A 5-year-old’s birthday party took a grisly turn on Saturday after her family’s dog escaped from the yard and was shot by an armed pedestrian.
Emily Martinez recalls hearing a gunshot after her dog Clifford jumped a fence during her daughter’s party, The Denver Post reported. The family poured into the street and found a stranger, apparently walking his own dog, standing over the family pet, still brandishing a gun.
According to neighbors and guests at the party, the man who shot the dog was shouting that he was within his rights.
“I have a concealed weapon license,” they recall him saying.
The animal was shot twice in the neck, and died after the family rushed him to a veterinarian.
Martinez also told the Post that the man pointed the gun at several people as they gathered around the fallen animal. In response, Martinez’s husband ran inside to get his own gun, but by the time he returned to the scene the shooter was gone.
Martinez’s husband said the man had taken walks by their house for several months and had previously complained about the dog’s barking.

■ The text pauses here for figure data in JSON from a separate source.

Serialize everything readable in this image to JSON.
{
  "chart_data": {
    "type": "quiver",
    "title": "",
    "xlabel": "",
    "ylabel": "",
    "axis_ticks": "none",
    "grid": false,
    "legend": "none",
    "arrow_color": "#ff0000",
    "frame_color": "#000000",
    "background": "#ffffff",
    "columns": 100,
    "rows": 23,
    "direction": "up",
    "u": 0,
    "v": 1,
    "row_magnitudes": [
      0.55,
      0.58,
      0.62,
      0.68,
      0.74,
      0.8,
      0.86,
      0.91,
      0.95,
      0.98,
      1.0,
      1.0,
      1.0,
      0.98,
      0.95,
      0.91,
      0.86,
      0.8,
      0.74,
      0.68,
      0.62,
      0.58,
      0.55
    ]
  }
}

Within his rights it would seem. I’ve had strange dogs attack my dog while walking on public property, and even in my own yard. However this guy was obviously “itching” to prove his manhood. No reason to avoid walking anywhere he wants while packin’
Pepper spray would have been the better deterrent. But obviously the guy has a small penis.
Where in the article does it say that the man and/or his own dog were being “attacked”? Only cowards and madmen and fools shoot dogs as a first response.
Sit. Lie down. Roll over. Stand your ground.
Good doggy.
People who feel the need to carry a gun are constantly subconsciously looking for situations that will validate their belief that they need to carry a gun and are going to run every slightly out of the ordinary thing that happens to them through that filter.
Necessarily, these are people who conflate the right to own and carry a gun with a right to use it any time they feel the slightest bit threatened or scared or startled. And, of course, the worst of them are going to be the ones who conflate the right to own and carry a gun with the right to use it any time a situation arises where they think they can plausibly contend that they felt threatened, scared or startled when, in fact, what they were really feeling was stoked that they finally got to shoot something.
Because if a sane person in a sane country was concerned about a house with a dog that lost it over the sight of him walking his own dogs, he’d rethink his route. But this is Wayne LaPierre’s America. We’re just allowed to live here. Until someone decides we’re a threat and shoots us, anyway. And in Wayne LaPierre’s America, the whole point of carrying a gun is so you don’t have to do things like change the route you use to walk your dog because you have a by-god right to walk in that place and the penalty for infringing your rights is death.